Sadly, I did not connect with this book. It took me about two months to get through it, considering that each time I picked it up I didn’t really find the stories very memorable. This is not to speak ill of the writing, which is actually pretty good and reminded me a lot of Junot Diaz’ early work (not “Oscar Wao” but his first work, “Drown”). What killed it for me was that a lot of the stories had abrupt endings. You know what I mean: you’re reading along and building up into a solid narrative and then a paragraph appears and the story ends in a few lines. I get that that’s a stylistic choice, but it’s annoying as hell and doesn’t allow much for good storytelling.
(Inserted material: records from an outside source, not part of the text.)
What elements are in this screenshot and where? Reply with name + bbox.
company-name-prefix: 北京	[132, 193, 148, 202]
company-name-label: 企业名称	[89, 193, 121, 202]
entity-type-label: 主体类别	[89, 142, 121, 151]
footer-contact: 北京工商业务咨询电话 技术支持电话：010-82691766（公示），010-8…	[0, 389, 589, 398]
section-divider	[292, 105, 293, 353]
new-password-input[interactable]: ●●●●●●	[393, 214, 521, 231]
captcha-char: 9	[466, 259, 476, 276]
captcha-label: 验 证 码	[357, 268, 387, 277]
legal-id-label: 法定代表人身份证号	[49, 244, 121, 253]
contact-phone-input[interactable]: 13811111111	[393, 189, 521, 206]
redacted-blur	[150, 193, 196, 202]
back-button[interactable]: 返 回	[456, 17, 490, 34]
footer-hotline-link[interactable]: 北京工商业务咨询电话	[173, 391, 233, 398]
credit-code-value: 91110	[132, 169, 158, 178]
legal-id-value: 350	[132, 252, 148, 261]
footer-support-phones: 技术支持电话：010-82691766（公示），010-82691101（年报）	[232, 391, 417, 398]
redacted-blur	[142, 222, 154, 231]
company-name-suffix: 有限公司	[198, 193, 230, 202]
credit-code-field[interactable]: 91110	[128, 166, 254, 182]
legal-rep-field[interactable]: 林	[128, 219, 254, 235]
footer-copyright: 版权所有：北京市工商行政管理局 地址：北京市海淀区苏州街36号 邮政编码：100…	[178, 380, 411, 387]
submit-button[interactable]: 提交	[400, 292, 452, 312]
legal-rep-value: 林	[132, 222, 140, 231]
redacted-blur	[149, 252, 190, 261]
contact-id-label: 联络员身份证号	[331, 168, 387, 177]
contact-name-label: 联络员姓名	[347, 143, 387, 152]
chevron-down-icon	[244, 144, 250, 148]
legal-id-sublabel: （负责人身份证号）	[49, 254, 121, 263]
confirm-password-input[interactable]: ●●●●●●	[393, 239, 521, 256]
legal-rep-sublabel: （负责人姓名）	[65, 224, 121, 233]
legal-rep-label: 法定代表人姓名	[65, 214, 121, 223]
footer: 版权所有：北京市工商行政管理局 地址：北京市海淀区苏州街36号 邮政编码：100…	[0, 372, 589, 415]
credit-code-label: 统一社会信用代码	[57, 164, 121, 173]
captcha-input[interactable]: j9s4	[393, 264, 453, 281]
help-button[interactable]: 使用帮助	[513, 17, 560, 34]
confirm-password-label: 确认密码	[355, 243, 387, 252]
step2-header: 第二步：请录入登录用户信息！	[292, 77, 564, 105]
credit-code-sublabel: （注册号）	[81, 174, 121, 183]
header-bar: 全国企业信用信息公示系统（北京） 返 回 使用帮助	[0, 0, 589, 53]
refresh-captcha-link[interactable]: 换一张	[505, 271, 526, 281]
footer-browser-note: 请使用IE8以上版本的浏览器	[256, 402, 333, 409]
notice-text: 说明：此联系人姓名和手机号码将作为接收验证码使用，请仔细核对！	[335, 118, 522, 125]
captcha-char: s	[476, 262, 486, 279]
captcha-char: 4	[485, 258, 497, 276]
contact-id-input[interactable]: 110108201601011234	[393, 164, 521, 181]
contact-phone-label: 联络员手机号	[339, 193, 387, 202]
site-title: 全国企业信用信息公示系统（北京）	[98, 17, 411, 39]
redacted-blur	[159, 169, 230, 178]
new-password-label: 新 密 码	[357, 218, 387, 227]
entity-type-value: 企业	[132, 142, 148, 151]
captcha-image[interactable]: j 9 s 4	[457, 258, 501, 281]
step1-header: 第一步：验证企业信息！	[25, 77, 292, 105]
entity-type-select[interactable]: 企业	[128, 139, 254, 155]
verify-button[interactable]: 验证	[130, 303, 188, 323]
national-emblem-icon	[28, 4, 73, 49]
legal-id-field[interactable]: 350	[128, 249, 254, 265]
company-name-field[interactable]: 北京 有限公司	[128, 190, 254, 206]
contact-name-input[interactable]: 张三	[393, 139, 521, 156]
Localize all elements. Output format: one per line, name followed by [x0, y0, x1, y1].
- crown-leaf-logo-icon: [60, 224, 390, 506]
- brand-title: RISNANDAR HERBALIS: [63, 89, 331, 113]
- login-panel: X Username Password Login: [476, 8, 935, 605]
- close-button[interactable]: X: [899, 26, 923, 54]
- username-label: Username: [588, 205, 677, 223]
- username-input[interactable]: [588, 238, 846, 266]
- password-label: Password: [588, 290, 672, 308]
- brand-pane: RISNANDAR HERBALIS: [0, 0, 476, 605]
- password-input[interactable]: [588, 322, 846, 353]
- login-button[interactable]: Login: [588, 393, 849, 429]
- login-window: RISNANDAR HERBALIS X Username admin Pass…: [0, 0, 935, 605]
Also a problem was the ‘distance’ between the characters, a kinda ‘dead’ space in between what’s explicitly told and what’s abstract that never really allows you to connect with the people here, even if you wanted to.
This is the author’s first book, so I won’t harp on its flaws too much. Bryan Washington definitely has potential, and I look forward to his full-length novel that will be coming out this fall.